Abstract:

Introduction:
Reading involves cognitive functions, language proficiency, and prior knowledge. Open-ended items assess understanding best but are human-rated and time-consuming. Taking time constraints and budget limits into account, can natural language processing algorithms (NLPs) aid or replace manual assessors?

Method and Data:
Our research is based on the Progress test for measuring the reading literacy of 4th grade students. The test consists of three text fragments connected by a common plot, followed by questions. All questions in the test are closed-ended, except for two, the scoring one of which is described in the study. The data included responses from about 4,500 students. There are two models that are to be designed and implemented. To train models we used 75% of the data.

Random Forest Classifier:
Random Forest Classifier is a machine learning method that constructs multiple decision trees to output class predictions (Breiman, 2001). It reduces overfitting and improves generalisation by using random subsets of training data and features. The final output is an aggregation of individual tree predictions, making it robust and accurate for various applications. The method’s main advantage is its effectiveness in handling noisy data, which is crucial in our case as we deal with responses from primary school students that can be noisy. To assess primary school students’ answers, we created a model using such features as the length of the answer and the time it took students to read the text.

LLM:
Large Language Models (LLMs) are a branch of neural networks designed for natural language processing. There are quite a few well-known LLMs like chat GPT, BERT, Llama, etc (Tornberg, 2023). These models are trained on large corpuses of data, which accounts for their recent success: taking an already pre-trained model speeds up the training and fine-tuning process.

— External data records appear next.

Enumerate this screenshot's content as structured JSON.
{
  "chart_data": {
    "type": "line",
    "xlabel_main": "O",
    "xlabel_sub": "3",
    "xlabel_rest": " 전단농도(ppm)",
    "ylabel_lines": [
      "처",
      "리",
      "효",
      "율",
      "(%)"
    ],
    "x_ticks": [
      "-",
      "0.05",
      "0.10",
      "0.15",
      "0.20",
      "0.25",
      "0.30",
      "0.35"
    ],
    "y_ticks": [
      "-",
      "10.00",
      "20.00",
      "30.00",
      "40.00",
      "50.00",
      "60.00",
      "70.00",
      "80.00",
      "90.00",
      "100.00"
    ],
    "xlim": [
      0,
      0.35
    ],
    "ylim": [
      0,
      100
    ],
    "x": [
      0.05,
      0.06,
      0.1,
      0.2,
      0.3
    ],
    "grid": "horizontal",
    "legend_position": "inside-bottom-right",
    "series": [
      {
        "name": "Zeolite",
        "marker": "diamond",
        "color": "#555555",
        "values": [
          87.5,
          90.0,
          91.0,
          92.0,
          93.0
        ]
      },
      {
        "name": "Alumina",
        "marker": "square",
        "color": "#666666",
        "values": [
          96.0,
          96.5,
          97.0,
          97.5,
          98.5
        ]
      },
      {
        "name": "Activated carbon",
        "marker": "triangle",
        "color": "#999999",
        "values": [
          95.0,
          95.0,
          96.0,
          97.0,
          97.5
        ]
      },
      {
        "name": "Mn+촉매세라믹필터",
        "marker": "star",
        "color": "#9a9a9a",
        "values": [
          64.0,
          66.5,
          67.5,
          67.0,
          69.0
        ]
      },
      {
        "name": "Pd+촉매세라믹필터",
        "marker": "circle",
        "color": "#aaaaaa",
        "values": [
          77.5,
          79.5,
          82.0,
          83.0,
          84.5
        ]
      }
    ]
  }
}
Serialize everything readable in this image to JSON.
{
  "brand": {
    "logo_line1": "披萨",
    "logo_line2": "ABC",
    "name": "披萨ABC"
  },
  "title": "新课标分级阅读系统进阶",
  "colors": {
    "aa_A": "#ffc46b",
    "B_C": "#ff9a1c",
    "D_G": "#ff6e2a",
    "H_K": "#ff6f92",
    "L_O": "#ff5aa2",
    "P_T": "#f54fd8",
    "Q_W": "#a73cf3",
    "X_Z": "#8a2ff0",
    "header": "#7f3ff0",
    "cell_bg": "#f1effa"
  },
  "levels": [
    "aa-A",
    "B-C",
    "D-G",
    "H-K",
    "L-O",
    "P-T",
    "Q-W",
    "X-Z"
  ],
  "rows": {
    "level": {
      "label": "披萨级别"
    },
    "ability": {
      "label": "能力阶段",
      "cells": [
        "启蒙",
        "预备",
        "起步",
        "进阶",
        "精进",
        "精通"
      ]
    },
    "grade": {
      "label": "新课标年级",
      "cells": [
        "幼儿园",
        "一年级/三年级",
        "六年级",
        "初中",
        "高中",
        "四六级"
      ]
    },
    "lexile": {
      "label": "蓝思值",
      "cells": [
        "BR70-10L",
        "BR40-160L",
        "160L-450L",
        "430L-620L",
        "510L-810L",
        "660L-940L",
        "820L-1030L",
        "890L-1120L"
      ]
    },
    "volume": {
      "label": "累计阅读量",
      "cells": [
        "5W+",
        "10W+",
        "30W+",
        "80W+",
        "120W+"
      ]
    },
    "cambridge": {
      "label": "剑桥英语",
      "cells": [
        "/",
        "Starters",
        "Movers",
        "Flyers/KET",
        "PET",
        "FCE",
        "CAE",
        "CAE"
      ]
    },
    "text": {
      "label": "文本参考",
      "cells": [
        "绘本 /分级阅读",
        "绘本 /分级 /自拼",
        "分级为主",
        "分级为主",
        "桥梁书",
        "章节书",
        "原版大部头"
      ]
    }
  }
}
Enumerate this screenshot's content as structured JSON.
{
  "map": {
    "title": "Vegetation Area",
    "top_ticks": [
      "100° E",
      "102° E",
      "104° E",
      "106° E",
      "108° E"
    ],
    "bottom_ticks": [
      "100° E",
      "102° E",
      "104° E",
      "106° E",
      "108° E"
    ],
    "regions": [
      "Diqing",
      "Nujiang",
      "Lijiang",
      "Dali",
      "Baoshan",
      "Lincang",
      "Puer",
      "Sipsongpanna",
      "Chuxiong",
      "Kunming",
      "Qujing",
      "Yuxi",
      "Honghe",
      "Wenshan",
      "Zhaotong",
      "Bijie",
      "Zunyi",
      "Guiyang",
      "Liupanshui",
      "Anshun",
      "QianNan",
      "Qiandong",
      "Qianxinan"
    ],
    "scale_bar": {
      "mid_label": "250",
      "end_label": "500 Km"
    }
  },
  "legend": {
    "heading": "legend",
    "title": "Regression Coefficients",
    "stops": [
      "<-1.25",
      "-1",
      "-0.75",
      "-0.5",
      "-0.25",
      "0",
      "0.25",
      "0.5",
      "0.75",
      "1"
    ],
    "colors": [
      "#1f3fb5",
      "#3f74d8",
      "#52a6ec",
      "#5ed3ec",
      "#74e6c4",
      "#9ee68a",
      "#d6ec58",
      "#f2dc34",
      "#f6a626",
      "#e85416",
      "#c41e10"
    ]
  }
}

In our research, we took a Russian language BERT model (Kuratov & Arkhipov, 2019), in order to assess primary students’ works.

Results:
The weighted F1-score on the test sample was 0.924 for Random Forest and 0.95 for the neural network, and the proportion of false negative predictions was less than 1%. The agreement of the two models (Cohen's Kappa) is 0.7 (Cohen, 1960). The results of our work illustrate that it is feasible to deploy an automated scoring of short texts using a neural networking model coupled with a Random Forest algorithm. Such approach to test assessment can largely enhance the process, hastening the checking procedures and lowering the costs.

References:
[1] Breiman, L. Random Forests. Machine Learning 45, 5–32 (2001). https://doi.org/10.1023/A:1010933404324
[2] Kuratov, Y., & Arkhipov, M. (2019). Adaptation of Deep Bidirectional Multilingual Transformers for Russian Language. ArXiv, abs/1905.07213.
[3] Törnberg, Petter & Valeeva, Diliara & Uitermark, Justus & Bail, Christopher. (2023). Simulating Social Media Using Large Language Models to Evaluate Alternative News Feed Algorithms. 10.48550/arXiv.2310.05984
[4] Cohen, J. (1960). A coefficient of agreement for nominal scales. Educational and Psychological Measurement, 20 37-46

Keywords:

Reading literacy, primary school, neural networks, natural language processing, large language models, random forest.